With the advent of novel cancer treatment options such as immunotherapy, studying the tumour immune micro-environment (TIME) is crucial to inform on prognosis and understand potential response to therapeutic agents. A key approach to characterising the TIME may be through combining (1) digitised microscopic high-resolution optical images of hematoxylin and eosin (H&E) stained tissue sections obtained in routine histopathology examinations with (2) automated immune cell detection and classification methods. In this work, we introduce a workflow to automatically generate robust single cell contours and labels from dually stained tissue sections with H&E and multiplexed immunofluorescence (IF) markers. The approach harnesses the Segment Anything Model and requires minimal human intervention compared to existing single cell databases.
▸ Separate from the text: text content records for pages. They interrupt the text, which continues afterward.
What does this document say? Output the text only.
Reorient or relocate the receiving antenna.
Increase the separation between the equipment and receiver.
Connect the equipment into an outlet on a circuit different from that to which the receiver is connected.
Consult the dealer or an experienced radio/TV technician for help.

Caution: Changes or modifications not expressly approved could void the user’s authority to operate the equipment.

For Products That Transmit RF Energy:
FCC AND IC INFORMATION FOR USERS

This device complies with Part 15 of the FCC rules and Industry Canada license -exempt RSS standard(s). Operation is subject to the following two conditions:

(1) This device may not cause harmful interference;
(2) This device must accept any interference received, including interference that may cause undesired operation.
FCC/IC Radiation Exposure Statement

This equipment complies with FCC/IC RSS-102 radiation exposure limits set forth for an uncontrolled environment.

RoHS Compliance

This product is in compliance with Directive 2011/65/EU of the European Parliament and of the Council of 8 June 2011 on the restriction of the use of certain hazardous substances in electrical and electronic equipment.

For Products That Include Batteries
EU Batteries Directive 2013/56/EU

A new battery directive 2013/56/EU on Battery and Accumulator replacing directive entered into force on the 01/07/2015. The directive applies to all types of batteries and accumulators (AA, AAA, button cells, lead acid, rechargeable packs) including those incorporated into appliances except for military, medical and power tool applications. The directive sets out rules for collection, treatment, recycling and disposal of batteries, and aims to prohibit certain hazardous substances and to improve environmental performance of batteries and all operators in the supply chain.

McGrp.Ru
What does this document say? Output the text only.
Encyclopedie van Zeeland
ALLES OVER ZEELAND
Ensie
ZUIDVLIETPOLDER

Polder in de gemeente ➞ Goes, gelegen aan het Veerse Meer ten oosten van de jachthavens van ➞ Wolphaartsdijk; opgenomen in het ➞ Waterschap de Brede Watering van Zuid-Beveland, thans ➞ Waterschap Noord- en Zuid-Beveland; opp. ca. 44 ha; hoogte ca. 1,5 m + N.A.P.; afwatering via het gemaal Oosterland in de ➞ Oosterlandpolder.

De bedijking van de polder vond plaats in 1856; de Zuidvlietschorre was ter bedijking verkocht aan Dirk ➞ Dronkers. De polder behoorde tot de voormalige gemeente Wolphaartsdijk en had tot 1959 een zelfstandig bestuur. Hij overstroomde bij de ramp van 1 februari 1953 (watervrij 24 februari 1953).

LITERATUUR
With this methodology, we create Immunocto, a massive, multi-million automatically generated database of 6,848,454 human cells and objects, including 2,282,818 immune cells distributed across 4 subtypes: CD4$^+$ T cell lymphocytes, CD8$^+$ T cell lymphocytes, CD20$^+$ B cell lymphocytes, and CD68$^+$/CD163$^+$ macrophages. For each cell, we provide a 64$\times$64 pixels$^2$ H&E image at $\mathbf{40}\times$ magnification, along with a binary mask of the nucleus and a label. The database, which is made publicly available, can be used to train models to study the TIME on routine H&E slides. We show that deep learning models trained on Immunocto result in state-of-the-art performance for lymphocyte detection. The approach demonstrates the benefits of using matched H&E and IF data to generate robust databases for computational pathology applications.

Figures (6)

• Figure 1: Workflow to create the Immunocto database.
• Figure 2: (a) Iterative thresholding scheme. Given starting parameters $q$, $C$ and $L$, one can extract $L$ candidate cells that are potentially active in immunofluorescence channels $c_1, ..., c_K$. (b) Successive applications of the iterative scheme to extract candidate immune cell datasets. All applications of the iterative scheme use $L=5000$ and $q=99$.
• Figure 3: Examples of the segmentation performance of various segmentation models on the Lizard test set for the identification of lymphocytes only.
• Figure 4: Differentiation of immune cell subtypes in the Immunocto database based on average IF intensities within cells. For each panel, the compared subtypes are identified in the legend, and the axes $I_{c}$ represent the average intensity of IF channel $c$ inside a cell. Decision boundaries issued from a logistic regression separating the two subtypes are also shown. Only 10% of the cells (randomly sampled) are shown for each subtype.
• Figure 5: Confusion matrices showing the agreement between the Immunocto $V_1$ labels and two raters, for each label type. The uncertain label denotes examples where raters could not clearly identify a subtype.